My Favourite Mieliepop Festival Moments
Earlier this year I read about the death of the South African music festival. The article predicted doom and gloom for South African music festivals. In hindsight, the words seem to have been made in haste with 2016 (only a quarter of the way through) turning out to be a healthy year for South African music if the barometer is based on the amount and quality of music festivals.
Mieliepop, LUSH, Outland and Splashy Fen all took place in the space of 14 days with the latter three taking place over the easter weekend. While some were lucky enough to experience all four festivals, I decided to lose my inhibitions at Mieliepop in Mpumalanga.
Ulitmately, the festivals are all quite similar with the only substantial differences being that they are hosted at different locations with different names. Each festival has it’s own marketing campaign and theme which highlights the distinction of the festival. What really separates the festivals are the moments one experiences at them and the moments I experienced at Mieliepop are moments which will see me return next year.
Now I wasn’t around when this moment took place, but it definitely contributes to my desire to return next year. I was only able to head through to Mieliepop on Saturday which meant that I had missed Haezer, Chee and Phizicist who all performed on Friday. Next year I’ll make sure that I take the Friday off and experience al three days.
An aptly named rave cave
Reading the press release I thought that rave cave was just another marketing tactic disguising what would be your normal electronic stage. Having missed my some of my favourite electronic acts the previous evening I checked out the “rave cave” and was surprised that the electronic stage was in an actual cave.
BCUC invites guitar for the journey
It’s always a gripping experience seeing BCUC perform live and more so when their performance take place in the midst of what is largely an Afrikaans audience. But for the first time ever I got to experience the low drum and bass rhythms of BCUC with electric guitar. Michael Plaxton-Harrison joined BCUC on stage weaving some blues guitar into their rendition of “The Journey” and I’d love to hear more guitar collaborations from BCUC in the future.

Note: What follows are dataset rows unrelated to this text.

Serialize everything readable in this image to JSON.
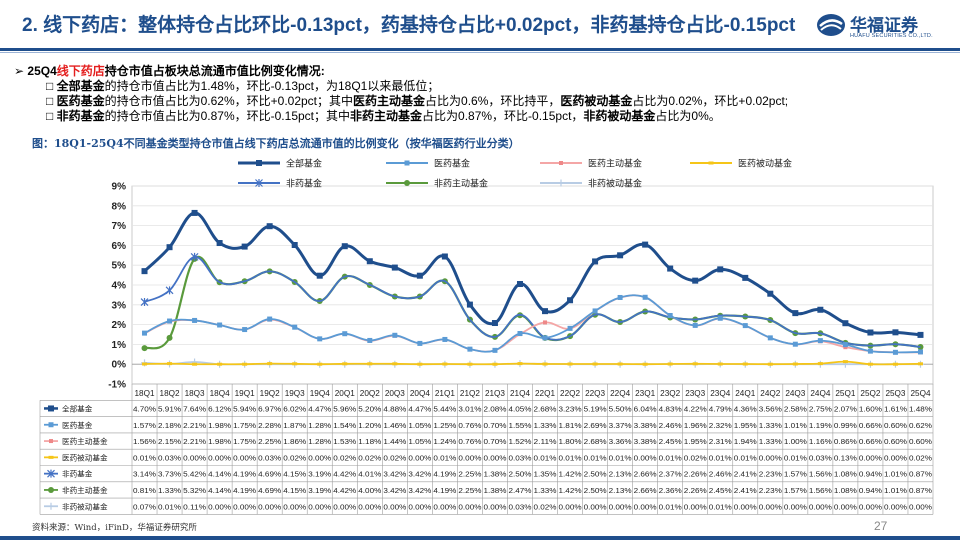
{
  "header": {
    "title": "2. 线下药店：整体持仓占比环比-0.13pct，药基持仓占比+0.02pct，非药基持仓占比-0.15pct",
    "logo_cn": "华福证券",
    "logo_en": "HUAFU SECURITIES CO.,LTD."
  },
  "bullets": {
    "main_prefix": "25Q4",
    "main_red": "线下药店",
    "main_suffix": "持仓市值占板块总流通市值比例变化情况:",
    "b1_bold": "全部基金",
    "b1_text": "的持仓市值占比为1.48%，环比-0.13pct，为18Q1以来最低位；",
    "b2_bold": "医药基金",
    "b2_text1": "的持仓市值占比为0.62%，环比+0.02pct；其中",
    "b2_bold2": "医药主动基金",
    "b2_text2": "占比为0.6%，环比持平，",
    "b2_bold3": "医药被动基金",
    "b2_text3": "占比为0.02%，环比+0.02pct;",
    "b3_bold": "非药基金",
    "b3_text1": "的持仓市值占比为0.87%，环比-0.15pct；其中",
    "b3_bold2": "非药主动基金",
    "b3_text2": "占比为0.87%，环比-0.15pct，",
    "b3_bold3": "非药被动基金",
    "b3_text3": "占比为0%。"
  },
  "chart_title": "图：18Q1-25Q4不同基金类型持仓市值占线下药店总流通市值的比例变化（按华福医药行业分类）",
  "footer": {
    "source": "资料来源：Wind，iFinD，华福证券研究所",
    "page": "27"
  },
  "colors": {
    "all": "#1f4e8c",
    "med": "#5b9bd5",
    "med_active": "#f4a6a6",
    "med_passive": "#f5c518",
    "nonmed": "#4472c4",
    "nonmed_active": "#5a9a3c",
    "nonmed_passive": "#b8cce4",
    "title": "#1f4e8c"
  },
  "chart_data": {
    "type": "line",
    "ylim": [
      -1,
      9
    ],
    "yticks": [
      "-1%",
      "0%",
      "1%",
      "2%",
      "3%",
      "4%",
      "5%",
      "6%",
      "7%",
      "8%",
      "9%"
    ],
    "categories": [
      "18Q1",
      "18Q2",
      "18Q3",
      "18Q4",
      "19Q1",
      "19Q2",
      "19Q3",
      "19Q4",
      "20Q1",
      "20Q2",
      "20Q3",
      "20Q4",
      "21Q1",
      "21Q2",
      "21Q3",
      "21Q4",
      "22Q1",
      "22Q2",
      "22Q3",
      "22Q4",
      "23Q1",
      "23Q2",
      "23Q3",
      "23Q4",
      "24Q1",
      "24Q2",
      "24Q3",
      "24Q4",
      "25Q1",
      "25Q2",
      "25Q3",
      "25Q4"
    ],
    "series": [
      {
        "name": "全部基金",
        "key": "all",
        "values": [
          4.7,
          5.91,
          7.64,
          6.12,
          5.94,
          6.97,
          6.02,
          4.47,
          5.96,
          5.2,
          4.88,
          4.47,
          5.44,
          3.01,
          2.08,
          4.05,
          2.68,
          3.23,
          5.19,
          5.5,
          6.04,
          4.83,
          4.22,
          4.79,
          4.36,
          3.56,
          2.58,
          2.75,
          2.07,
          1.6,
          1.61,
          1.48
        ],
        "labels": [
          "4.70%",
          "5.91%",
          "7.64%",
          "6.12%",
          "5.94%",
          "6.97%",
          "6.02%",
          "4.47%",
          "5.96%",
          "5.20%",
          "4.88%",
          "4.47%",
          "5.44%",
          "3.01%",
          "2.08%",
          "4.05%",
          "2.68%",
          "3.23%",
          "5.19%",
          "5.50%",
          "6.04%",
          "4.83%",
          "4.22%",
          "4.79%",
          "4.36%",
          "3.56%",
          "2.58%",
          "2.75%",
          "2.07%",
          "1.60%",
          "1.61%",
          "1.48%"
        ]
      },
      {
        "name": "医药基金",
        "key": "med",
        "values": [
          1.57,
          2.18,
          2.21,
          1.98,
          1.75,
          2.28,
          1.87,
          1.28,
          1.54,
          1.2,
          1.46,
          1.05,
          1.25,
          0.76,
          0.7,
          1.55,
          1.33,
          1.81,
          2.69,
          3.37,
          3.38,
          2.46,
          1.96,
          2.32,
          1.95,
          1.33,
          1.01,
          1.19,
          0.99,
          0.66,
          0.6,
          0.62
        ],
        "labels": [
          "1.57%",
          "2.18%",
          "2.21%",
          "1.98%",
          "1.75%",
          "2.28%",
          "1.87%",
          "1.28%",
          "1.54%",
          "1.20%",
          "1.46%",
          "1.05%",
          "1.25%",
          "0.76%",
          "0.70%",
          "1.55%",
          "1.33%",
          "1.81%",
          "2.69%",
          "3.37%",
          "3.38%",
          "2.46%",
          "1.96%",
          "2.32%",
          "1.95%",
          "1.33%",
          "1.01%",
          "1.19%",
          "0.99%",
          "0.66%",
          "0.60%",
          "0.62%"
        ]
      },
      {
        "name": "医药主动基金",
        "key": "med_active",
        "values": [
          1.56,
          2.15,
          2.21,
          1.98,
          1.75,
          2.25,
          1.86,
          1.28,
          1.53,
          1.18,
          1.44,
          1.05,
          1.24,
          0.76,
          0.7,
          1.52,
          2.11,
          1.8,
          2.68,
          3.36,
          3.38,
          2.45,
          1.95,
          2.31,
          1.94,
          1.33,
          1.0,
          1.16,
          0.86,
          0.66,
          0.6,
          0.6
        ],
        "labels": [
          "1.56%",
          "2.15%",
          "2.21%",
          "1.98%",
          "1.75%",
          "2.25%",
          "1.86%",
          "1.28%",
          "1.53%",
          "1.18%",
          "1.44%",
          "1.05%",
          "1.24%",
          "0.76%",
          "0.70%",
          "1.52%",
          "2.11%",
          "1.80%",
          "2.68%",
          "3.36%",
          "3.38%",
          "2.45%",
          "1.95%",
          "2.31%",
          "1.94%",
          "1.33%",
          "1.00%",
          "1.16%",
          "0.86%",
          "0.66%",
          "0.60%",
          "0.60%"
        ]
      },
      {
        "name": "医药被动基金",
        "key": "med_passive",
        "values": [
          0.01,
          0.03,
          0.0,
          0.0,
          0.0,
          0.03,
          0.02,
          0.0,
          0.02,
          0.02,
          0.02,
          0.0,
          0.01,
          0.0,
          0.0,
          0.03,
          0.01,
          0.01,
          0.01,
          0.01,
          0.0,
          0.01,
          0.02,
          0.01,
          0.01,
          0.0,
          0.01,
          0.03,
          0.13,
          0.0,
          0.0,
          0.02
        ],
        "labels": [
          "0.01%",
          "0.03%",
          "0.00%",
          "0.00%",
          "0.00%",
          "0.03%",
          "0.02%",
          "0.00%",
          "0.02%",
          "0.02%",
          "0.02%",
          "0.00%",
          "0.01%",
          "0.00%",
          "0.00%",
          "0.03%",
          "0.01%",
          "0.01%",
          "0.01%",
          "0.01%",
          "0.00%",
          "0.01%",
          "0.02%",
          "0.01%",
          "0.01%",
          "0.00%",
          "0.01%",
          "0.03%",
          "0.13%",
          "0.00%",
          "0.00%",
          "0.02%"
        ]
      },
      {
        "name": "非药基金",
        "key": "nonmed",
        "values": [
          3.14,
          3.73,
          5.42,
          4.14,
          4.19,
          4.69,
          4.15,
          3.19,
          4.42,
          4.01,
          3.42,
          3.42,
          4.19,
          2.25,
          1.38,
          2.5,
          1.35,
          1.42,
          2.5,
          2.13,
          2.66,
          2.37,
          2.26,
          2.46,
          2.41,
          2.23,
          1.57,
          1.56,
          1.08,
          0.94,
          1.01,
          0.87
        ],
        "labels": [
          "3.14%",
          "3.73%",
          "5.42%",
          "4.14%",
          "4.19%",
          "4.69%",
          "4.15%",
          "3.19%",
          "4.42%",
          "4.01%",
          "3.42%",
          "3.42%",
          "4.19%",
          "2.25%",
          "1.38%",
          "2.50%",
          "1.35%",
          "1.42%",
          "2.50%",
          "2.13%",
          "2.66%",
          "2.37%",
          "2.26%",
          "2.46%",
          "2.41%",
          "2.23%",
          "1.57%",
          "1.56%",
          "1.08%",
          "0.94%",
          "1.01%",
          "0.87%"
        ]
      },
      {
        "name": "非药主动基金",
        "key": "nonmed_active",
        "values": [
          0.81,
          1.33,
          5.32,
          4.14,
          4.19,
          4.69,
          4.15,
          3.19,
          4.42,
          4.0,
          3.42,
          3.42,
          4.19,
          2.25,
          1.38,
          2.47,
          1.33,
          1.42,
          2.5,
          2.13,
          2.66,
          2.36,
          2.26,
          2.45,
          2.41,
          2.23,
          1.57,
          1.56,
          1.08,
          0.94,
          1.01,
          0.87
        ],
        "labels": [
          "0.81%",
          "1.33%",
          "5.32%",
          "4.14%",
          "4.19%",
          "4.69%",
          "4.15%",
          "3.19%",
          "4.42%",
          "4.00%",
          "3.42%",
          "3.42%",
          "4.19%",
          "2.25%",
          "1.38%",
          "2.47%",
          "1.33%",
          "1.42%",
          "2.50%",
          "2.13%",
          "2.66%",
          "2.36%",
          "2.26%",
          "2.45%",
          "2.41%",
          "2.23%",
          "1.57%",
          "1.56%",
          "1.08%",
          "0.94%",
          "1.01%",
          "0.87%"
        ]
      },
      {
        "name": "非药被动基金",
        "key": "nonmed_passive",
        "values": [
          0.07,
          0.01,
          0.11,
          0.0,
          0.0,
          0.0,
          0.0,
          0.0,
          0.0,
          0.0,
          0.0,
          0.0,
          0.0,
          0.0,
          0.0,
          0.03,
          0.02,
          0.0,
          0.0,
          0.0,
          0.0,
          0.01,
          0.0,
          0.01,
          0.0,
          0.0,
          0.0,
          0.0,
          0.0,
          0.0,
          0.0,
          0.0
        ],
        "labels": [
          "0.07%",
          "0.01%",
          "0.11%",
          "0.00%",
          "0.00%",
          "0.00%",
          "0.00%",
          "0.00%",
          "0.00%",
          "0.00%",
          "0.00%",
          "0.00%",
          "0.00%",
          "0.00%",
          "0.00%",
          "0.03%",
          "0.02%",
          "0.00%",
          "0.00%",
          "0.00%",
          "0.00%",
          "0.01%",
          "0.00%",
          "0.01%",
          "0.00%",
          "0.00%",
          "0.00%",
          "0.00%",
          "0.00%",
          "0.00%",
          "0.00%",
          "0.00%"
        ]
      }
    ]
  }
}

My virgin urban village experience
The first thing which caught my eye about the band was their style. If there was an award for best dressed at Mieliepop it would belong to Urban Village. But Mieliepop isn’t about the fashion and Urban Villages dress sense is subordinate to the music they make. It’s probably ignorant of me, but the most simple way I could describe it is that it is a folkier version of BCUC. It’s great to see more and more musicians making music authentic to Africa.
Josh Kempen cantare in italiano
I was single the first time I watched Josh Kempen perform at the Bohemian. He was alone on stage and I was smitten. This time at Mieliepop, he was joined by Saul Nossel and Noah Bamberger (of Go Barefoot) on drums and keyboard. I was worried throughout his performance that my girlfriend would break up with me for greener pastures (pronounced Josh Kempen) and it took great courage for me not to run away with my partner when Josh performed “Ysabel Lola”.
Fanboy-ing over Hellcats
Hellcats is my favourite local band currently, and those who were in attendance for their performance at Mieliepop will understand exactly why. The duo is able to move bigger mountains than some orchestra’s could with their music. When Alex Benigno threws his drumsticks out to the crowd, I scrambled for one like a fourteen year old at a One Direction concert. The stick now holds a worthy place within my memory box. Memory box? Maybe I am a fourteen year old.
Married with The Moths
The Moths arrived to their performance stylishly late. The surf punk trio needed time to get all suited for their performance. The formal attire suited the moment as before their final song; a guy took the opportunity to propose to this partner. She said yes.